Large language model (LLM) training has gained popularity recently, with the introduction of models like Llama2, Falcon, and StarCoder. Customers are now training LLMs of unprecedented size, ranging from 1 billion to over 175 billion parameters. However, training these large models requires significant compute resources and time, as hundreds to thousands of GPUs are needed to handle the massive datasets and model sizes.
One bottleneck in distributed training is GPU communication, which is handled by the NVIDIA Collective Communication Library (NCCL). In some cases, more time is spent on inter-GPU communication than on actual GPU computation. To address this issue and enable faster training, Amazon SageMaker has introduced an optimized AllGather collective operation as part of the SageMaker distributed data parallel library (SMDDP). AllGather is a commonly used collective operation in memory-efficient data parallelism solutions like DeepSpeed Zero Redundancy Optimizer (ZeRO) and Fully Sharded Data Parallelism (FSDP), and it contributes to the GPU communication overhead.
In this post, we provide an overview of how SMDDP works, how to enable it in your Amazon SageMaker training scripts, and the performance improvements you can expect. We also discuss the solution overview, benchmarks, and usage of SMDDP collectives in PyTorch.
Traditional data parallel training involves replicating the entire model across multiple GPUs, with each GPU training on different shards of data.
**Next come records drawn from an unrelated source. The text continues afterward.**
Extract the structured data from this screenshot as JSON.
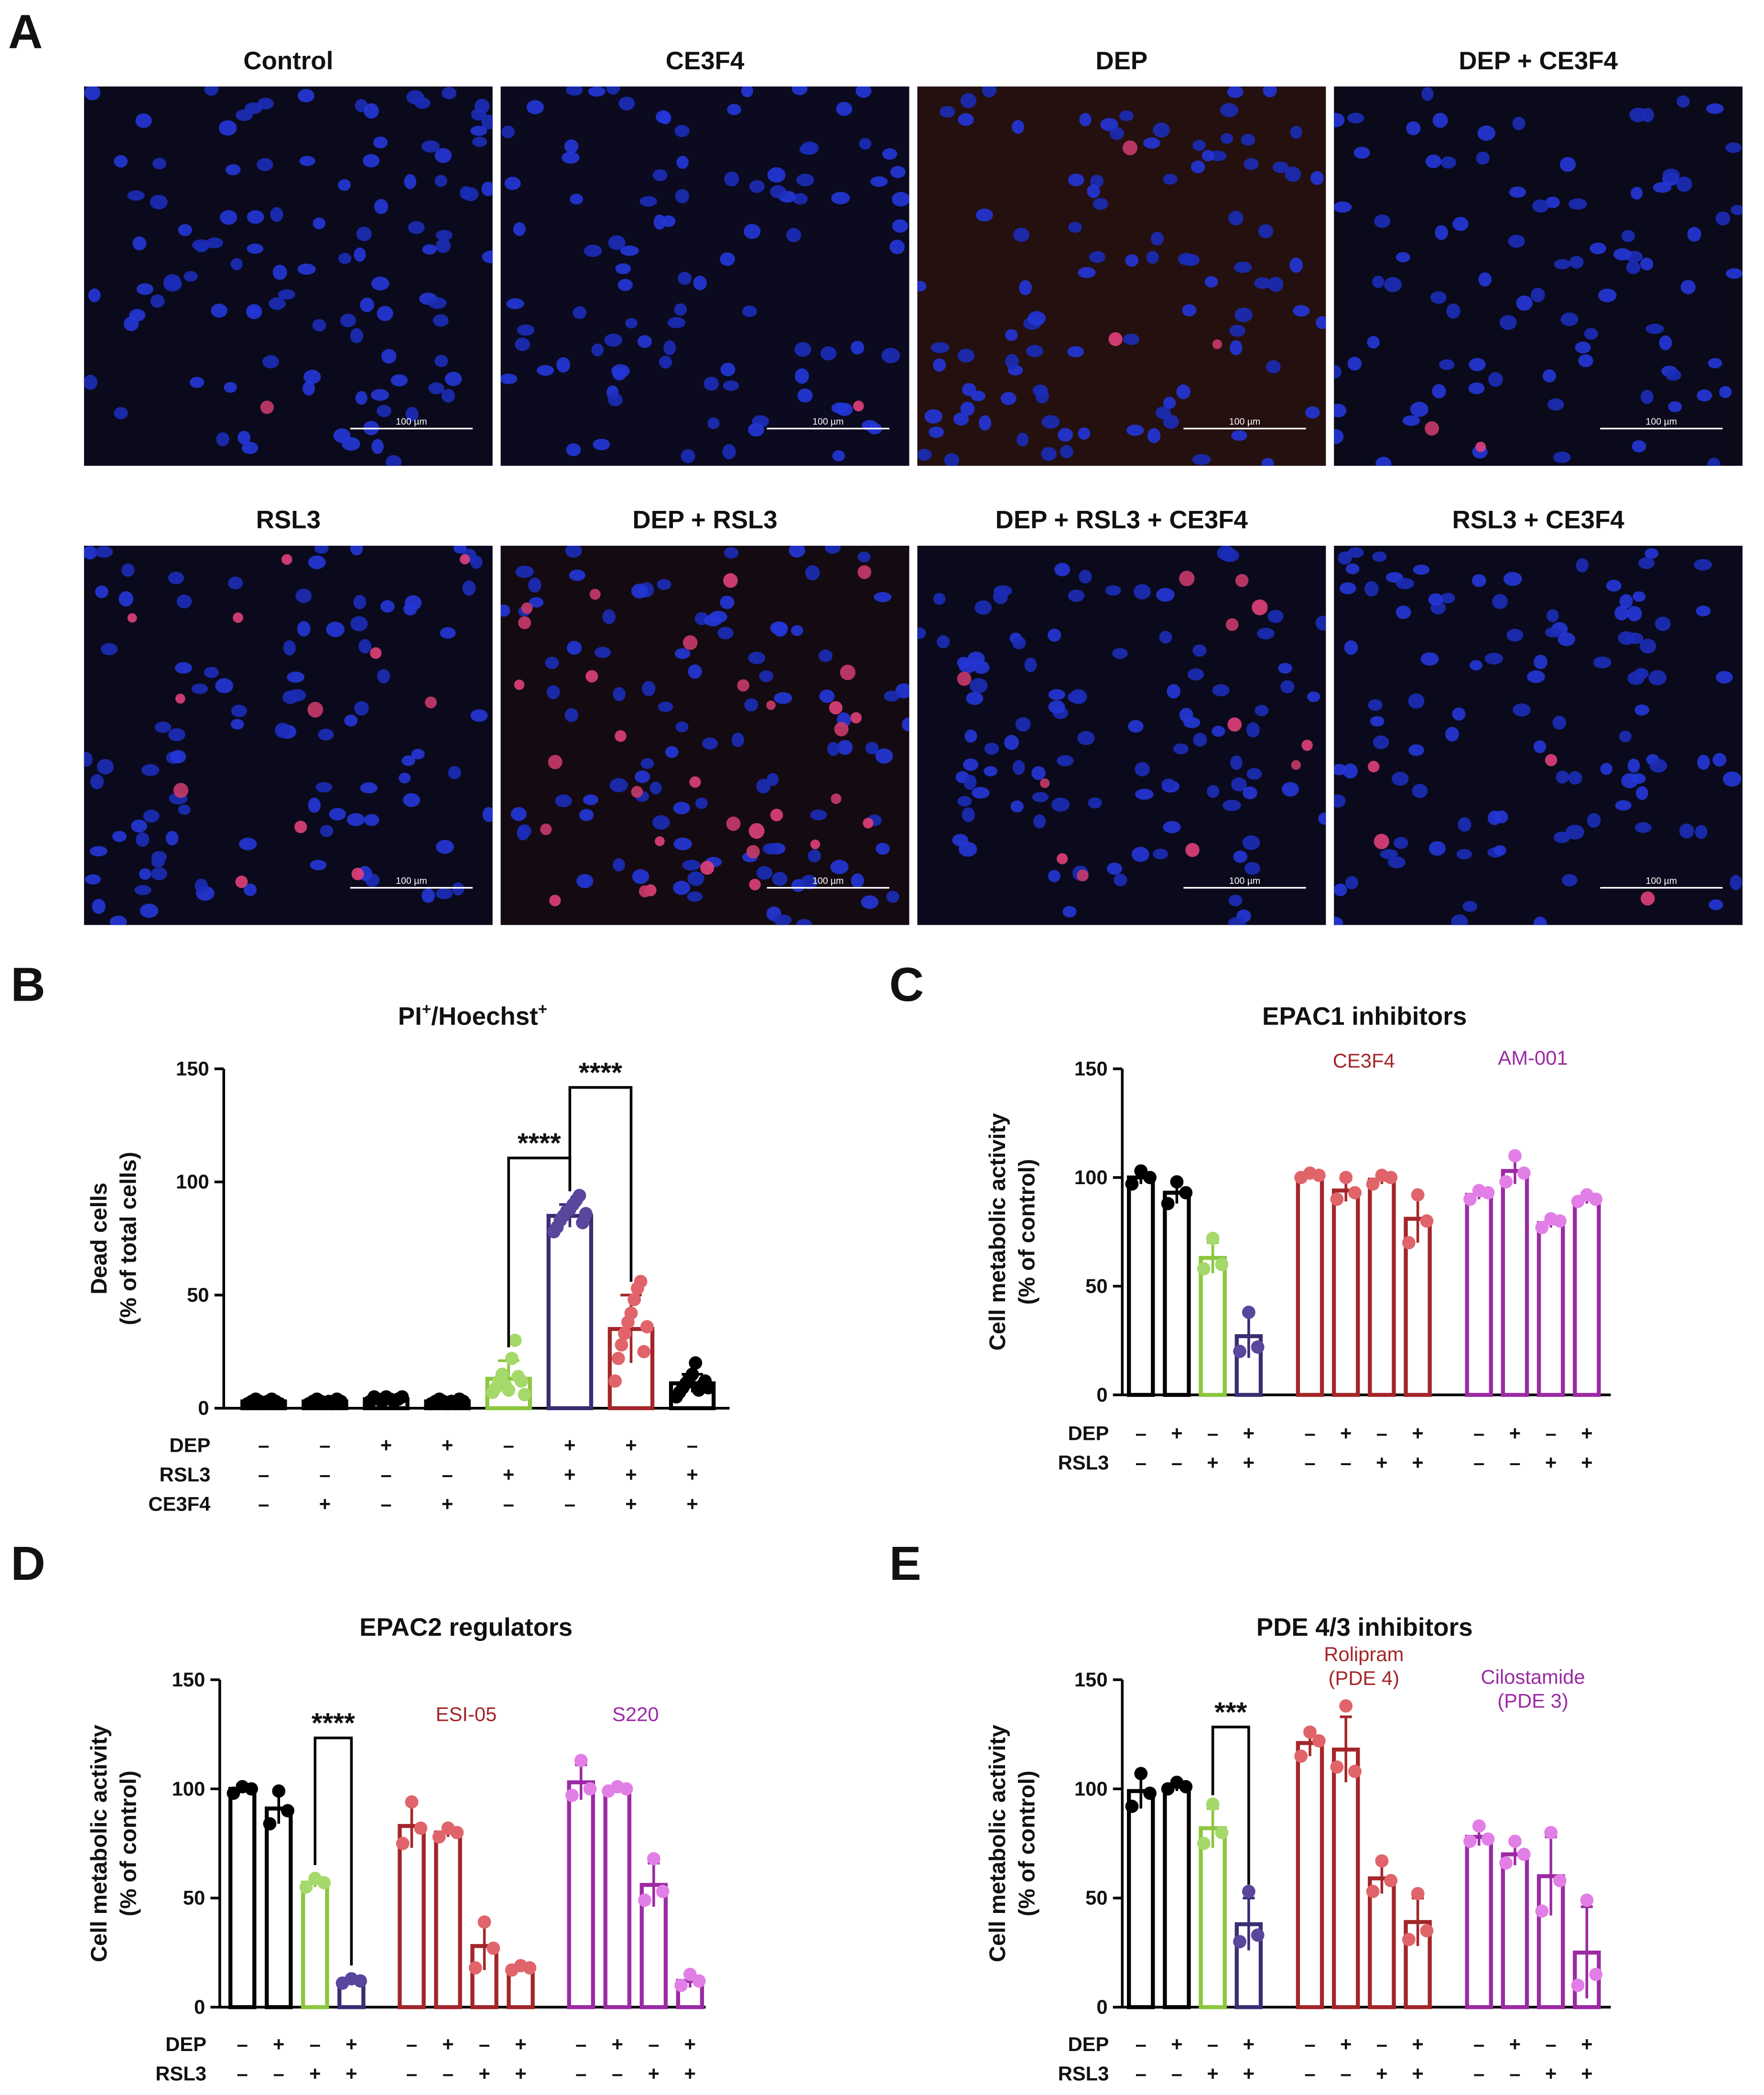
{
  "panel_a": {
    "label": "A",
    "scale_bar": "100 µm",
    "images": [
      "Control",
      "CE3F4",
      "DEP",
      "DEP + CE3F4",
      "RSL3",
      "DEP + RSL3",
      "DEP + RSL3 + CE3F4",
      "RSL3 + CE3F4"
    ]
  },
  "chart_data": [
    {
      "type": "bar",
      "panel": "B",
      "title": [
        "PI",
        "+",
        "/Hoechst",
        "+"
      ],
      "ylabel": [
        "Dead cells",
        "(% of total cells)"
      ],
      "ylim": [
        0,
        150
      ],
      "yticks": [
        0,
        50,
        100,
        150
      ],
      "conditions": [
        {
          "label": "DEP",
          "signs": [
            "–",
            "–",
            "+",
            "+",
            "–",
            "+",
            "+",
            "–"
          ]
        },
        {
          "label": "RSL3",
          "signs": [
            "–",
            "–",
            "–",
            "–",
            "+",
            "+",
            "+",
            "+"
          ]
        },
        {
          "label": "CE3F4",
          "signs": [
            "–",
            "+",
            "–",
            "+",
            "–",
            "–",
            "+",
            "+"
          ]
        }
      ],
      "series": [
        {
          "colors": [
            "#000000",
            "#000000",
            "#000000",
            "#000000",
            "#8cc63e",
            "#3b2d73",
            "#a3262a",
            "#000000"
          ],
          "point_colors": [
            "#000000",
            "#000000",
            "#000000",
            "#000000",
            "#a5d96b",
            "#5a469c",
            "#e0646a",
            "#000000"
          ],
          "values": [
            3,
            3,
            4,
            3,
            13,
            85,
            35,
            11
          ],
          "errors": [
            1,
            1,
            1,
            1,
            8,
            5,
            15,
            4
          ],
          "points": [
            [
              2,
              3,
              4,
              3,
              2,
              3,
              4,
              3,
              2
            ],
            [
              2,
              3,
              4,
              3,
              2,
              3,
              2,
              4,
              3
            ],
            [
              3,
              5,
              4,
              3,
              5,
              4,
              3,
              4,
              5
            ],
            [
              2,
              3,
              4,
              3,
              2,
              3,
              2,
              4,
              3
            ],
            [
              7,
              9,
              12,
              15,
              10,
              8,
              22,
              30,
              14,
              12,
              6
            ],
            [
              78,
              80,
              83,
              85,
              87,
              88,
              90,
              92,
              94,
              82,
              86
            ],
            [
              12,
              22,
              28,
              33,
              38,
              42,
              48,
              53,
              56,
              25,
              36
            ],
            [
              5,
              7,
              9,
              11,
              13,
              15,
              20,
              8,
              10,
              12,
              9
            ]
          ]
        }
      ],
      "annotations": [
        {
          "text": "****",
          "between": [
            4,
            5
          ]
        },
        {
          "text": "****",
          "between": [
            5,
            6
          ]
        }
      ]
    },
    {
      "type": "bar",
      "panel": "C",
      "title": "EPAC1 inhibitors",
      "ylabel": [
        "Cell metabolic activity",
        "(% of control)"
      ],
      "ylim": [
        0,
        150
      ],
      "yticks": [
        0,
        50,
        100,
        150
      ],
      "conditions": [
        {
          "label": "DEP",
          "signs": [
            "–",
            "+",
            "–",
            "+",
            "–",
            "+",
            "–",
            "+",
            "–",
            "+",
            "–",
            "+"
          ]
        },
        {
          "label": "RSL3",
          "signs": [
            "–",
            "–",
            "+",
            "+",
            "–",
            "–",
            "+",
            "+",
            "–",
            "–",
            "+",
            "+"
          ]
        }
      ],
      "series": [
        {
          "colors": [
            "#000000",
            "#000000",
            "#8cc63e",
            "#3b2d73"
          ],
          "point_colors": [
            "#000000",
            "#000000",
            "#a5d96b",
            "#5a469c"
          ],
          "values": [
            100,
            93,
            63,
            27
          ],
          "errors": [
            3,
            5,
            7,
            10
          ],
          "points": [
            [
              97,
              103,
              100
            ],
            [
              88,
              98,
              93
            ],
            [
              58,
              72,
              60
            ],
            [
              20,
              38,
              22
            ]
          ]
        },
        {
          "name": "CE3F4",
          "color": "#a3262a",
          "point_color": "#e0646a",
          "values": [
            101,
            94,
            99,
            81
          ],
          "errors": [
            1,
            5,
            2,
            11
          ],
          "points": [
            [
              100,
              102,
              101
            ],
            [
              90,
              100,
              93
            ],
            [
              97,
              101,
              100
            ],
            [
              70,
              92,
              80
            ]
          ]
        },
        {
          "name": "AM-001",
          "color": "#9b2aa3",
          "point_color": "#e27fe6",
          "values": [
            92,
            103,
            79,
            90
          ],
          "errors": [
            2,
            6,
            2,
            2
          ],
          "points": [
            [
              90,
              94,
              93
            ],
            [
              98,
              110,
              102
            ],
            [
              77,
              81,
              80
            ],
            [
              89,
              92,
              90
            ]
          ]
        }
      ],
      "annotations": []
    },
    {
      "type": "bar",
      "panel": "D",
      "title": "EPAC2 regulators",
      "ylabel": [
        "Cell metabolic activity",
        "(% of control)"
      ],
      "ylim": [
        0,
        150
      ],
      "yticks": [
        0,
        50,
        100,
        150
      ],
      "conditions": [
        {
          "label": "DEP",
          "signs": [
            "–",
            "+",
            "–",
            "+",
            "–",
            "+",
            "–",
            "+",
            "–",
            "+",
            "–",
            "+"
          ]
        },
        {
          "label": "RSL3",
          "signs": [
            "–",
            "–",
            "+",
            "+",
            "–",
            "–",
            "+",
            "+",
            "–",
            "–",
            "+",
            "+"
          ]
        }
      ],
      "series": [
        {
          "colors": [
            "#000000",
            "#000000",
            "#8cc63e",
            "#3b2d73"
          ],
          "point_colors": [
            "#000000",
            "#000000",
            "#a5d96b",
            "#5a469c"
          ],
          "values": [
            100,
            91,
            57,
            12
          ],
          "errors": [
            2,
            7,
            2,
            1
          ],
          "points": [
            [
              98,
              101,
              100
            ],
            [
              84,
              99,
              90
            ],
            [
              55,
              59,
              57
            ],
            [
              11,
              13,
              12
            ]
          ]
        },
        {
          "name": "ESI-05",
          "color": "#a3262a",
          "point_color": "#e0646a",
          "values": [
            83,
            80,
            28,
            18
          ],
          "errors": [
            10,
            2,
            11,
            1
          ],
          "points": [
            [
              75,
              94,
              82
            ],
            [
              78,
              82,
              80
            ],
            [
              18,
              39,
              27
            ],
            [
              17,
              19,
              18
            ]
          ]
        },
        {
          "name": "S220",
          "color": "#9b2aa3",
          "point_color": "#e27fe6",
          "values": [
            103,
            100,
            56,
            12
          ],
          "errors": [
            8,
            1,
            10,
            3
          ],
          "points": [
            [
              97,
              113,
              100
            ],
            [
              99,
              101,
              100
            ],
            [
              49,
              68,
              53
            ],
            [
              10,
              15,
              12
            ]
          ]
        }
      ],
      "annotations": [
        {
          "text": "****",
          "between": [
            2,
            3
          ]
        }
      ]
    },
    {
      "type": "bar",
      "panel": "E",
      "title": "PDE 4/3 inhibitors",
      "ylabel": [
        "Cell metabolic activity",
        "(% of control)"
      ],
      "ylim": [
        0,
        150
      ],
      "yticks": [
        0,
        50,
        100,
        150
      ],
      "conditions": [
        {
          "label": "DEP",
          "signs": [
            "–",
            "+",
            "–",
            "+",
            "–",
            "+",
            "–",
            "+",
            "–",
            "+",
            "–",
            "+"
          ]
        },
        {
          "label": "RSL3",
          "signs": [
            "–",
            "–",
            "+",
            "+",
            "–",
            "–",
            "+",
            "+",
            "–",
            "–",
            "+",
            "+"
          ]
        }
      ],
      "series": [
        {
          "colors": [
            "#000000",
            "#000000",
            "#8cc63e",
            "#3b2d73"
          ],
          "point_colors": [
            "#000000",
            "#000000",
            "#a5d96b",
            "#5a469c"
          ],
          "values": [
            99,
            101,
            82,
            38
          ],
          "errors": [
            8,
            2,
            9,
            12
          ],
          "points": [
            [
              92,
              107,
              98
            ],
            [
              100,
              103,
              101
            ],
            [
              75,
              93,
              80
            ],
            [
              30,
              53,
              33
            ]
          ]
        },
        {
          "name": [
            "Rolipram",
            "(PDE 4)"
          ],
          "color": "#a3262a",
          "point_color": "#e0646a",
          "values": [
            121,
            118,
            59,
            39
          ],
          "errors": [
            6,
            15,
            7,
            11
          ],
          "points": [
            [
              115,
              126,
              122
            ],
            [
              110,
              138,
              108
            ],
            [
              53,
              67,
              58
            ],
            [
              31,
              52,
              35
            ]
          ]
        },
        {
          "name": [
            "Cilostamide",
            "(PDE 3)"
          ],
          "color": "#9b2aa3",
          "point_color": "#e27fe6",
          "values": [
            78,
            70,
            60,
            25
          ],
          "errors": [
            4,
            5,
            18,
            21
          ],
          "points": [
            [
              76,
              83,
              77
            ],
            [
              66,
              76,
              70
            ],
            [
              44,
              80,
              58
            ],
            [
              10,
              49,
              15
            ]
          ]
        }
      ],
      "annotations": [
        {
          "text": "***",
          "between": [
            2,
            3
          ]
        }
      ]
    }
  ]
}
During the backward pass, gradients are averaged among GPU workers to update each model replica with the same gradient values, enabling faster training on large datasets. However, some models are too large to fit in GPU memory, making traditional data parallelism impractical. Sharded data parallel solutions like DeepSpeed ZeRO, PyTorch FSDP, and the Amazon SageMaker model parallelism library have emerged to overcome this limitation.
In sharded data parallelism, the model parameters, gradients, and optimizer states are distributed across GPUs. Forward and backward pass computations involve gathering parameters from shards on other GPU workers to form one or more model layers, and the layers are then freed from memory for the next set of layers. AllGather is used in this process to gather model parameters updated by different shards. However, the standard implementation of AllGather in NCCL is not optimized for the networking infrastructure of Amazon EC2 instances, slowing down training. The SMDDP library provides an optimized implementation of AllGather for p4d/p4de instance types, leveraging the Elastic Fabric Adapter (EFA) network, GDRCopy for coordinating local traffic, and reduced usage of GPU streaming multiprocessors.
SMDDP collectives integrate with PyTorch through the process group abstraction, allowing users to write distributed code and choose the backend (nccl or smddp) based on the compute device used. SMDDP outperforms NCCL in standalone AllGather performance benchmarks, achieving higher peak performance and faster execution at smaller buffer sizes. In large-scale training jobs, SMDDP can significantly improve training speeds, as shown by benchmarks on Llama2Seq and GPT-NeoX models.
In conclusion, SMDDP can accelerate sharded data parallel training jobs on Amazon SageMaker with just two lines of code change. By reducing the GPU communication bottleneck, SMDDP enables faster training at scale, resulting in cost savings and improved performance.